Was war damit gemeint? Ohno hatte lange vor europäischen oder us-amerikanischen Betrieben auf die Kreativität und Problemlösungskapazität der Beschäftigten gesetzt. Sie, die erfahrenen Alltagsexpert/-innen, wussten sehr oft viel besser, wohin man ein Produkt oder einen ganzen Betrieb steuern sollte, kannten sehr präzise die „Macken“ und Hemmnisse. Mit diesem Prinzip wurde Toyota zum erfolgreichsten Autobauer der Welt. Jahrelang standen Produkte aus diesem Haus als Bestplatzierte auf der ADAC-Pannenstatistik vor deutschen Nobelmarken. Das hat sich geändert, nicht weil die Ostasiaten schlechter, sondern unsere heimischen deutlich Marken besser wurden.

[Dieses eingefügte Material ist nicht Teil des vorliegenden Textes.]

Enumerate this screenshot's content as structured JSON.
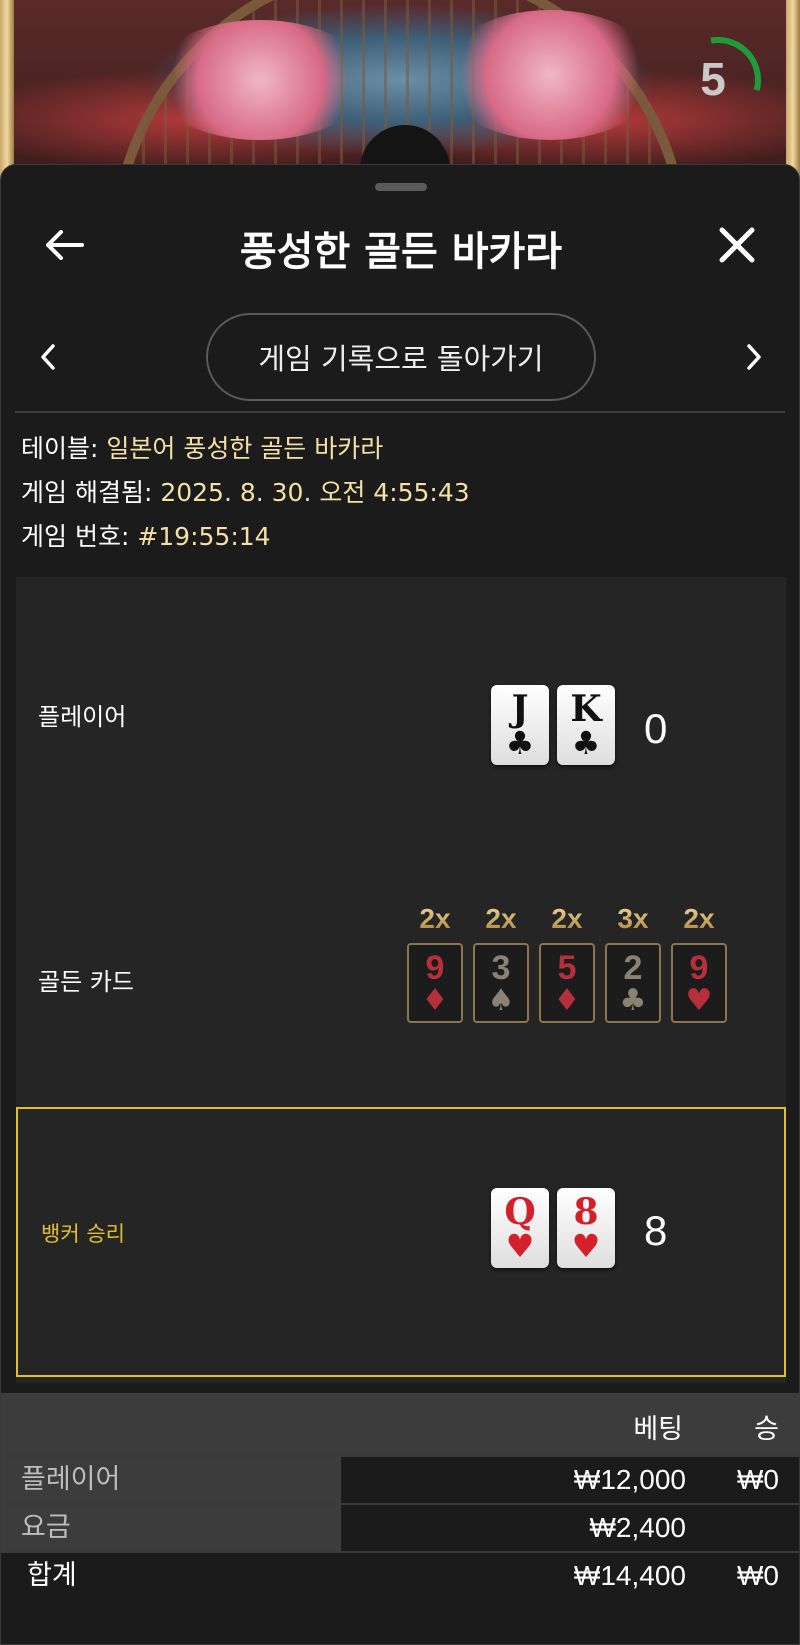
{
  "timer": {
    "value": "5"
  },
  "header": {
    "title": "풍성한 골든 바카라"
  },
  "nav": {
    "history_label": "게임 기록으로 돌아가기"
  },
  "info": {
    "table_key": "테이블: ",
    "table_value": "일본어 풍성한 골든 바카라",
    "resolved_key": "게임 해결됨: ",
    "resolved_value": "2025. 8. 30. 오전 4:55:43",
    "number_key": "게임 번호: ",
    "number_value": "#19:55:14"
  },
  "player": {
    "label": "플레이어",
    "cards": [
      {
        "rank": "J",
        "suit": "♣",
        "color": "black"
      },
      {
        "rank": "K",
        "suit": "♣",
        "color": "black"
      }
    ],
    "score": "0"
  },
  "golden": {
    "label": "골든 카드",
    "cards": [
      {
        "mult": "2x",
        "rank": "9",
        "suit": "♦",
        "color": "red"
      },
      {
        "mult": "2x",
        "rank": "3",
        "suit": "♠",
        "color": "dark"
      },
      {
        "mult": "2x",
        "rank": "5",
        "suit": "♦",
        "color": "red"
      },
      {
        "mult": "3x",
        "rank": "2",
        "suit": "♣",
        "color": "dark"
      },
      {
        "mult": "2x",
        "rank": "9",
        "suit": "♥",
        "color": "red"
      }
    ]
  },
  "banker": {
    "label": "뱅커 승리",
    "cards": [
      {
        "rank": "Q",
        "suit": "♥",
        "color": "red"
      },
      {
        "rank": "8",
        "suit": "♥",
        "color": "red"
      }
    ],
    "score": "8"
  },
  "bets": {
    "col_bet": "베팅",
    "col_win": "승",
    "rows": [
      {
        "label": "플레이어",
        "bet": "₩12,000",
        "win": "₩0"
      },
      {
        "label": "요금",
        "bet": "₩2,400",
        "win": ""
      }
    ],
    "total": {
      "label": "합계",
      "bet": "₩14,400",
      "win": "₩0"
    }
  },
  "colors": {
    "accent_gold": "#e2c02a",
    "info_value": "#f3e0a6",
    "timer_ring": "#1f9c3a"
  }
}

Der Vorschlag, den jetzt der Betriebsrat von Siemens, an vorderster Stelle der Vorsitzende Pietro Bazzoli, macht, folgt dem Ohno-Prinzip. Gerade die Siemensianer zeichnen sich durch ein ausgeprägtes Zugehörigkeitsgefühl für ihr Unternehmen aus. Diese Corporate Identity sollte die Unternehmensführung nutzen. Das Gold der Zukunft ruht auch in Köpfen der fast 5.000 Mitarbeiterinnen und Mitarbeiter am Standort Mülheim. Dieses Ideengold nicht zu heben, wäre unternehmensstrategisch ein kapitaler Fehler. Ideengold gegen sichere Arbeitsplätze, sprich Menschen statt Marche, wie Bazzoli das ebenso richtig wie griffig formuliert, ist der richtige Weg. Zukunft wird nur mit nicht gegen die Belegschafft gewonnen werden können.